The crisis renders party platforms nearly irrelevant. The terms of the recent aid package are generally agreed upon. That is the agenda. It is a 3-year plan to cut the deficit through a combination of spending cuts, tax increases and privatization. The deficit is projected to fall from almost 6% this year to 3% in 2013.
Nor is the personality of the leading candidates very important. For investors, there is one key issue and that is the strength of the government. Will it have sufficient authority to implement the painful austerity? Therefore the larger the majority of the coalition government the better the market reaction.
The end of the Cold War arguably narrowed the differences between leading parties in Western democracies. The financial crisis is doing something similar It is dictating the agenda in the periphery and may shape next year’s elections in Germany, France and Spain.
The risk is that the austerity agenda is going to lead to chronic political instability in the periphery. Incumbents who enforce austerity get voted out of office. New people get elected and they enforce austerity and they too get voted out of office. If governments could deliver growth and austerity, the situation would be different. The outgoing Portuguese government recent revised lower its forecast for growth to a 2% contraction, which is twice the size of the contraction of the previous guesstimate.
Prime Minister Socrates drank from a poisoned chalice. The next government, to be chosen this weekend will drink the same hemlock. It is a deadly serious cocktail because ultimately Portugal’s root problem was not fiscal excesses, but an uncompetitive economy and private sector debt is much greater than the government’s debt burden. Public sector reforms may be part of the solution, but is hardly a panacea and in fact, it alone may exacerbate Portugal’s economic woes.

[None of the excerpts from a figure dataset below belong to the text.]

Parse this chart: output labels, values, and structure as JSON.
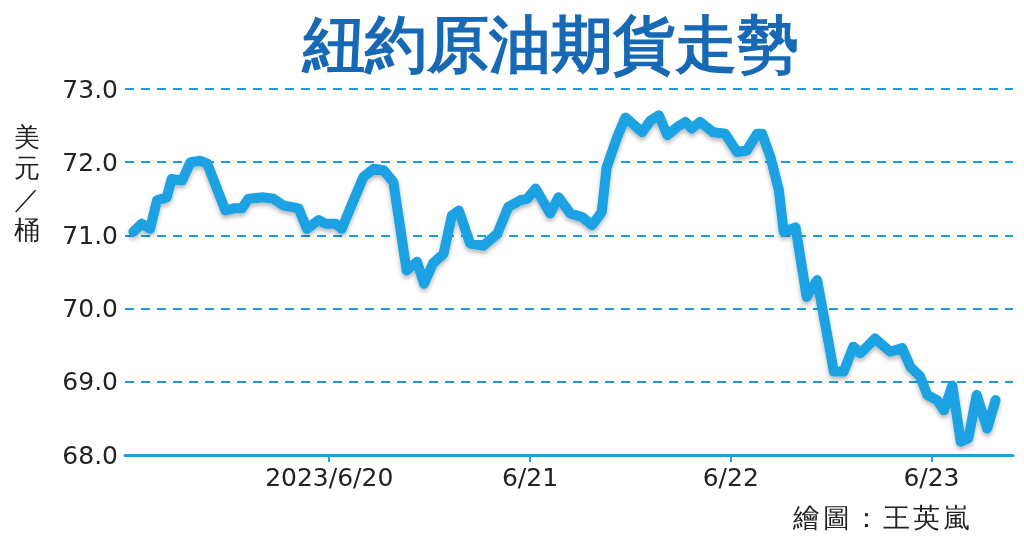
{
  "chart_data": {
    "type": "line",
    "title": "紐約原油期貨走勢",
    "ylabel": "美元／桶",
    "annotations": [
      "繪圖：王英嵐"
    ],
    "x": [
      "2023-06-19T00:35",
      "2023-06-19T01:35",
      "2023-06-19T02:35",
      "2023-06-19T03:25",
      "2023-06-19T04:35",
      "2023-06-19T05:10",
      "2023-06-19T06:25",
      "2023-06-19T07:25",
      "2023-06-19T08:35",
      "2023-06-19T09:25",
      "2023-06-19T11:35",
      "2023-06-19T12:35",
      "2023-06-19T13:35",
      "2023-06-19T14:20",
      "2023-06-19T16:10",
      "2023-06-19T17:20",
      "2023-06-19T18:30",
      "2023-06-19T20:20",
      "2023-06-19T21:20",
      "2023-06-19T22:45",
      "2023-06-19T23:30",
      "2023-06-20T00:45",
      "2023-06-20T01:30",
      "2023-06-20T02:55",
      "2023-06-20T04:05",
      "2023-06-20T05:20",
      "2023-06-20T06:30",
      "2023-06-20T07:40",
      "2023-06-20T09:15",
      "2023-06-20T10:30",
      "2023-06-20T11:20",
      "2023-06-20T12:25",
      "2023-06-20T13:40",
      "2023-06-20T14:40",
      "2023-06-20T15:30",
      "2023-06-20T16:50",
      "2023-06-20T18:25",
      "2023-06-20T20:05",
      "2023-06-20T21:25",
      "2023-06-20T22:50",
      "2023-06-20T23:40",
      "2023-06-21T00:40",
      "2023-06-21T02:25",
      "2023-06-21T03:25",
      "2023-06-21T04:50",
      "2023-06-21T06:15",
      "2023-06-21T07:25",
      "2023-06-21T08:35",
      "2023-06-21T09:10",
      "2023-06-21T10:25",
      "2023-06-21T11:25",
      "2023-06-21T13:25",
      "2023-06-21T14:25",
      "2023-06-21T15:25",
      "2023-06-21T16:25",
      "2023-06-21T17:35",
      "2023-06-21T18:35",
      "2023-06-21T19:20",
      "2023-06-21T20:20",
      "2023-06-21T21:55",
      "2023-06-21T23:20",
      "2023-06-22T00:45",
      "2023-06-22T01:55",
      "2023-06-22T03:10",
      "2023-06-22T03:45",
      "2023-06-22T04:45",
      "2023-06-22T05:45",
      "2023-06-22T06:20",
      "2023-06-22T07:45",
      "2023-06-22T09:05",
      "2023-06-22T10:20",
      "2023-06-22T12:20",
      "2023-06-22T13:30",
      "2023-06-22T14:40",
      "2023-06-22T15:30",
      "2023-06-22T17:15",
      "2023-06-22T19:05",
      "2023-06-22T20:30",
      "2023-06-22T21:30",
      "2023-06-22T22:40",
      "2023-06-22T23:30",
      "2023-06-23T00:40",
      "2023-06-23T01:30",
      "2023-06-23T02:30",
      "2023-06-23T03:30",
      "2023-06-23T04:25",
      "2023-06-23T05:25",
      "2023-06-23T06:40",
      "2023-06-23T07:40"
    ],
    "values": [
      71.05,
      71.16,
      71.09,
      71.48,
      71.52,
      71.77,
      71.75,
      72.0,
      72.02,
      71.98,
      71.34,
      71.37,
      71.37,
      71.5,
      71.52,
      71.5,
      71.41,
      71.37,
      71.09,
      71.21,
      71.16,
      71.16,
      71.09,
      71.48,
      71.8,
      71.91,
      71.89,
      71.73,
      70.52,
      70.64,
      70.34,
      70.62,
      70.75,
      71.27,
      71.34,
      70.89,
      70.86,
      71.02,
      71.39,
      71.48,
      71.5,
      71.64,
      71.3,
      71.52,
      71.3,
      71.25,
      71.14,
      71.32,
      71.93,
      72.34,
      72.61,
      72.41,
      72.57,
      72.64,
      72.37,
      72.48,
      72.55,
      72.46,
      72.55,
      72.41,
      72.39,
      72.14,
      72.16,
      72.39,
      72.39,
      72.07,
      71.62,
      71.05,
      71.11,
      70.16,
      70.39,
      69.14,
      69.14,
      69.48,
      69.39,
      69.59,
      69.41,
      69.46,
      69.2,
      69.07,
      68.82,
      68.75,
      68.61,
      68.95,
      68.18,
      68.23,
      68.82,
      68.36,
      68.75
    ],
    "color": "#1ba1e2",
    "xlim": [
      "2023-06-18T23:35",
      "2023-06-23T09:45"
    ],
    "xticks": [
      {
        "value": "2023-06-20",
        "label": "2023/6/20"
      },
      {
        "value": "2023-06-21",
        "label": "6/21"
      },
      {
        "value": "2023-06-22",
        "label": "6/22"
      },
      {
        "value": "2023-06-23",
        "label": "6/23"
      }
    ],
    "ylim": [
      68,
      73
    ],
    "yticks": [
      {
        "value": 68,
        "label": "68.0"
      },
      {
        "value": 69,
        "label": "69.0"
      },
      {
        "value": 70,
        "label": "70.0"
      },
      {
        "value": 71,
        "label": "71.0"
      },
      {
        "value": 72,
        "label": "72.0"
      },
      {
        "value": 73,
        "label": "73.0"
      }
    ],
    "grid": "y",
    "marker": "none",
    "line_style": "solid"
  }
}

There is unlikely to be a dramatic market reaction to the Portuguese election results. The news stream from Greece is seen as more important. Portuguese bonds have sold off hard in the run up to the election. The 10-year yield rise of 25 bp over the past week is the most with in Europe. Getting past the event risk and the long-end may play a bit of catch up.
In terms of the euro, the ECB’s press conference next Thursday is far more important. We expect the Trichet to signal a rate hike in July. With today’s gains, the euro has recouped almost 2/3 of the decline in suffered in early May. Confidence that the euro is headed back to the $1.4950-$1.5000 area should be lifted by the price action and reinforced by the divergent monetary policy trajectories, as the peripheral debt crisis eases back away from the abyss.